When I was still young, there only way for us to enjoy those songs was when we are watching Tamil movies on the TV (usually on the Saturday afternoon) or listening to Tamil song cassettes in someone else’s house. Later in life, when we had enough money to buy audio cassettes, we go to the audio shop in Leboh Ampang and get them to specially record our most liked songs (the price was almost the same with normal “commercial” cassettes on display).
Either that or we get buy empty audio cassettes and borrow cassettes from friends or other family members and record them (it was a good thing that my Dad had bought a cassette player which had separate compartments for 2 cassettes).
When I started working and had time to buy my own CDs, what I normally do is to list out all those movies where there was Illayaraja-SP Bala-Mohan collaboration and presto, I would get a good selection of 1980s songs. Of course, for now, with the advent of internet and large capacity storage, I have been gathering best of 1980s Tamil songs from various sources (as at todate 131 songs and counting). Cream of the list is usually burned into audio CDs, stacked away for the long drive on Malaysian highways.
The eightiesclub reports:-
The 1980s was a decade of revolutionary changes on the music scene. The two major developments were the advent of MTV and the compact disc
MTV was born on August 1981 giving rise to music videos – one of the first “music videos” that we got addicted was Michael Jackson’s “Beat It”.
On the western front, we have plenty of names – both single singers and group singers, from the both side of the Atlantic and Australia. The list is almost limitless but to name few of well known groups, there is A-Ha, Mr. Mister, The Police, Modern Talking, The Bangles, Duran Duran, Starship, Kool & the Gang, Tears for Fears, Thompson Twins, U2, Culture Club, Bananaraman, Wham, Toto, Eurythmics and many more.
On the singles, still remember Sheena Easton, Madonna, Dolly Parton, Lionel Richie, Irene Cara, Tina Turner, Cyndi Lauper, Prince, David Bowie, Phil Collins, Billy Ocean, Bruce Springsteen, Amy Grant, Whitney Houston, Stevie Wonder, George Michael, Robert Palmer and Tracy Chapman? There is more but the names would be almost limitless.

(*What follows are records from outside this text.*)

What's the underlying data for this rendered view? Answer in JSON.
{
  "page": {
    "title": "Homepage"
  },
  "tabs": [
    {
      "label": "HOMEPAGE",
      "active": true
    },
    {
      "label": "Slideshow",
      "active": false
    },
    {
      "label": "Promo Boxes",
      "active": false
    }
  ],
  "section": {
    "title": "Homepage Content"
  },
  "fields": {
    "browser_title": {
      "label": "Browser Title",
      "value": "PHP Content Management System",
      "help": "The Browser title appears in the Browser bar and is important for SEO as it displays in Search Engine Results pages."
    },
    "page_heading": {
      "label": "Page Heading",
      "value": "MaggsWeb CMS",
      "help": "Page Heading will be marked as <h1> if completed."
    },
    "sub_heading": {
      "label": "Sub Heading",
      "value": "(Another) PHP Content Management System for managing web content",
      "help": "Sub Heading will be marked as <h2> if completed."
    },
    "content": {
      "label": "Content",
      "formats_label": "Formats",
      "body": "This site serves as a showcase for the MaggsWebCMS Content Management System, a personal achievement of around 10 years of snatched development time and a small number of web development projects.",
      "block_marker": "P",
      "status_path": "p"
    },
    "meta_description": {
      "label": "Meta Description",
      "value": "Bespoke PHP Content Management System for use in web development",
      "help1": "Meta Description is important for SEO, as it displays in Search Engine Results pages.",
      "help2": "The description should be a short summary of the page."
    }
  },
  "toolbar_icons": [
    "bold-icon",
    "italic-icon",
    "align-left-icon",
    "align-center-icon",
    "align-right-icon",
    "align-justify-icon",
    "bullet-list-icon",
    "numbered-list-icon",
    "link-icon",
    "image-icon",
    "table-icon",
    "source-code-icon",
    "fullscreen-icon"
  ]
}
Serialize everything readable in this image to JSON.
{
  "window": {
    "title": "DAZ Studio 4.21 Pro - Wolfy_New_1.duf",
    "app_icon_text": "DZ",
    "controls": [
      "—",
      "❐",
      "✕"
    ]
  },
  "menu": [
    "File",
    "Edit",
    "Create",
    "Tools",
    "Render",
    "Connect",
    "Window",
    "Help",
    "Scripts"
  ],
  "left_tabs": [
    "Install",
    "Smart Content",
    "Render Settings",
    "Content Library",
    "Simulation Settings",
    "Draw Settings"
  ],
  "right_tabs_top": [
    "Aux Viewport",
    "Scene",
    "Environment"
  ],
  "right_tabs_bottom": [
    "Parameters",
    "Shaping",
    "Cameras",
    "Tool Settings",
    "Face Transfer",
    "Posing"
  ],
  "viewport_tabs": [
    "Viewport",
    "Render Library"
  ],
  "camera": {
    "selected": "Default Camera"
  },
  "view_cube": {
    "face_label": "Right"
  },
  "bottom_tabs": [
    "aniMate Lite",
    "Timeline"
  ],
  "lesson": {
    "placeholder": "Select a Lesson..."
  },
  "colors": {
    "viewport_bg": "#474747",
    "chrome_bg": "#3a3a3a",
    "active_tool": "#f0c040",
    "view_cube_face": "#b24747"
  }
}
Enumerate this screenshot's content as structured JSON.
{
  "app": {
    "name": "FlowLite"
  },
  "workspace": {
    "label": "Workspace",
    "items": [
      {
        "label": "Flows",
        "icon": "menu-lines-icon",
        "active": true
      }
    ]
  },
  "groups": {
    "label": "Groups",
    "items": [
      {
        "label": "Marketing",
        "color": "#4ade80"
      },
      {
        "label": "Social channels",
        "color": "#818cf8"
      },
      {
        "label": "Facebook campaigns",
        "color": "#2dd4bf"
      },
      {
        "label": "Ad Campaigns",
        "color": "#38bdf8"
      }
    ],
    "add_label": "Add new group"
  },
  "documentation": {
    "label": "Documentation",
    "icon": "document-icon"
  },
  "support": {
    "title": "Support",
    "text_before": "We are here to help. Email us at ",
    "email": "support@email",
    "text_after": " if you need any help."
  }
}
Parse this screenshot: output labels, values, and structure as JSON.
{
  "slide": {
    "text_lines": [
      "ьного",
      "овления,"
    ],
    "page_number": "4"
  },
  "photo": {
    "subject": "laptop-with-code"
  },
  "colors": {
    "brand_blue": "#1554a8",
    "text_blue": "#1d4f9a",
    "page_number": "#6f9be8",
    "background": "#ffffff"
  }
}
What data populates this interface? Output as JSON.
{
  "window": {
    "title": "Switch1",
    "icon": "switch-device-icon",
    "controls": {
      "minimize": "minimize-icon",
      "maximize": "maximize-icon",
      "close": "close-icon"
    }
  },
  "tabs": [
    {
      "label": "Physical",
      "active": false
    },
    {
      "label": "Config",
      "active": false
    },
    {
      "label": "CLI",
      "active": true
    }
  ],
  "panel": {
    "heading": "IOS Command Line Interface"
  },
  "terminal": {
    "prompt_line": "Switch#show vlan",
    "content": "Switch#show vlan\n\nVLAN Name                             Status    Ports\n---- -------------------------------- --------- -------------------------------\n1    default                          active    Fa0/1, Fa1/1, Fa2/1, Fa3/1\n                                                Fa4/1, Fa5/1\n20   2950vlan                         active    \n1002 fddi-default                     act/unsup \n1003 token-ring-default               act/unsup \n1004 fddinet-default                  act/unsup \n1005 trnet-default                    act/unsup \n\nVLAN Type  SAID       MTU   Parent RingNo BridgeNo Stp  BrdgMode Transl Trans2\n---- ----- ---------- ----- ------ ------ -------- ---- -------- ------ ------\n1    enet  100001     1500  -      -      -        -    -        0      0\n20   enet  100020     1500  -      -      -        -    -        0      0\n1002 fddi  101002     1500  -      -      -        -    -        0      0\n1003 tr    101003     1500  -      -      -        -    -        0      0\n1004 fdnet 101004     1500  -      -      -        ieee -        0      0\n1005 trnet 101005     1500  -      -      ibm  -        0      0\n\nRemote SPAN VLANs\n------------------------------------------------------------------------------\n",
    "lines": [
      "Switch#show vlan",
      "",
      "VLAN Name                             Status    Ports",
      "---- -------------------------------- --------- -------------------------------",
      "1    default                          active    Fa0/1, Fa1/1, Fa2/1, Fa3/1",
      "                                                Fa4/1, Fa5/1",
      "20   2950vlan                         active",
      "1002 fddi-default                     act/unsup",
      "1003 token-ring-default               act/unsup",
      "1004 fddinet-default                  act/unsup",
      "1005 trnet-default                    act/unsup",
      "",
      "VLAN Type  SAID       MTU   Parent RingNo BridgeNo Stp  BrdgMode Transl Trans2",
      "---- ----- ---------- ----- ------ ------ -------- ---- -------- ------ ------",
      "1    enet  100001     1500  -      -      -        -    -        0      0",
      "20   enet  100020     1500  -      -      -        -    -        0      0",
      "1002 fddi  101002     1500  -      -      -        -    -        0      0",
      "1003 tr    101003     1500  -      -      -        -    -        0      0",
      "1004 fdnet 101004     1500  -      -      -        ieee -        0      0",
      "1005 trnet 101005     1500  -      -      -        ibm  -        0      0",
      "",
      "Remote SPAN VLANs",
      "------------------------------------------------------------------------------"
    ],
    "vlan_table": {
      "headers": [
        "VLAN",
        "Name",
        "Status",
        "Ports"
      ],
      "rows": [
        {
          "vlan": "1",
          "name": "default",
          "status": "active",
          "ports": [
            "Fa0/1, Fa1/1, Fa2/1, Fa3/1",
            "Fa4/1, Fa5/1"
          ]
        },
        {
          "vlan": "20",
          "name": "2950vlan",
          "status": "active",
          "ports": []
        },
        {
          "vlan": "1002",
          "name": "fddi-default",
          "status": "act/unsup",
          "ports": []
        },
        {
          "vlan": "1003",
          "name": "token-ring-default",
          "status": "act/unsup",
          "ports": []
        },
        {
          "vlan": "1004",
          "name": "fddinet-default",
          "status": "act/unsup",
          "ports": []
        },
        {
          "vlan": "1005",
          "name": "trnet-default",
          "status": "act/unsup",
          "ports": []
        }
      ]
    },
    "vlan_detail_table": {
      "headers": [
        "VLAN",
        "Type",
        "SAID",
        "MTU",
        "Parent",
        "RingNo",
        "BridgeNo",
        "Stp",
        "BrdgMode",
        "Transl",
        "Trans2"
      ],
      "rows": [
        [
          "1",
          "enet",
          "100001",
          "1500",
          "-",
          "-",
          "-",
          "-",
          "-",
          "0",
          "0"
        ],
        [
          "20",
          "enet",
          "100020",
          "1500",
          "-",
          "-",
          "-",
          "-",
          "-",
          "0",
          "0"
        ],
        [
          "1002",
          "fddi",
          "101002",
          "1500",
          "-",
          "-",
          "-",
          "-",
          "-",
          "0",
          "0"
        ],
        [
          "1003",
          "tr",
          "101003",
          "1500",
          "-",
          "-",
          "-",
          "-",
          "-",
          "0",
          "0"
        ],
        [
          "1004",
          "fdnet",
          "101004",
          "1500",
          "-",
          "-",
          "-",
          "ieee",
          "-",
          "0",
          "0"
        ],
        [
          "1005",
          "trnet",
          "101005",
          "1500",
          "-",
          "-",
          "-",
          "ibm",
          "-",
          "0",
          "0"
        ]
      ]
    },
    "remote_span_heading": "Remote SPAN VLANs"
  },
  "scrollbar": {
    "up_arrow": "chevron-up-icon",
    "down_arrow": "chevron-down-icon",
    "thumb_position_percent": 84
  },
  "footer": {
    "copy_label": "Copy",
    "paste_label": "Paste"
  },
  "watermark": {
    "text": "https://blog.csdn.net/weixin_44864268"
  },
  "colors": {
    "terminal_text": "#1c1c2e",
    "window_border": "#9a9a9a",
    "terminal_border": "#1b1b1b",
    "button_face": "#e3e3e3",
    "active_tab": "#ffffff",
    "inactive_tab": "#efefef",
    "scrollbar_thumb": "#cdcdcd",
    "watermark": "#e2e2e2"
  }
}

Some came with just one hit and then disappeared forever from the music arena for forever. Some like Michael Jackson went on to be one of the biggest names all time.
I recall of the evenings when we had just finished school and rush back to get onto our school bus. My school bus had a very young guy as the driver’s assistant and he has a collection of cassettes with good and popular English songs (and also one with Alan Tam’s songs – “Friends of Mine” being my favourite and which still gives me the goosebumps when hearing it on quiet nights). I would go inside the bus, find a good place to sit and just lay back to enjoy the music.
It did not matter if those songs were repeated on a daily basis – I just could not get enough of it.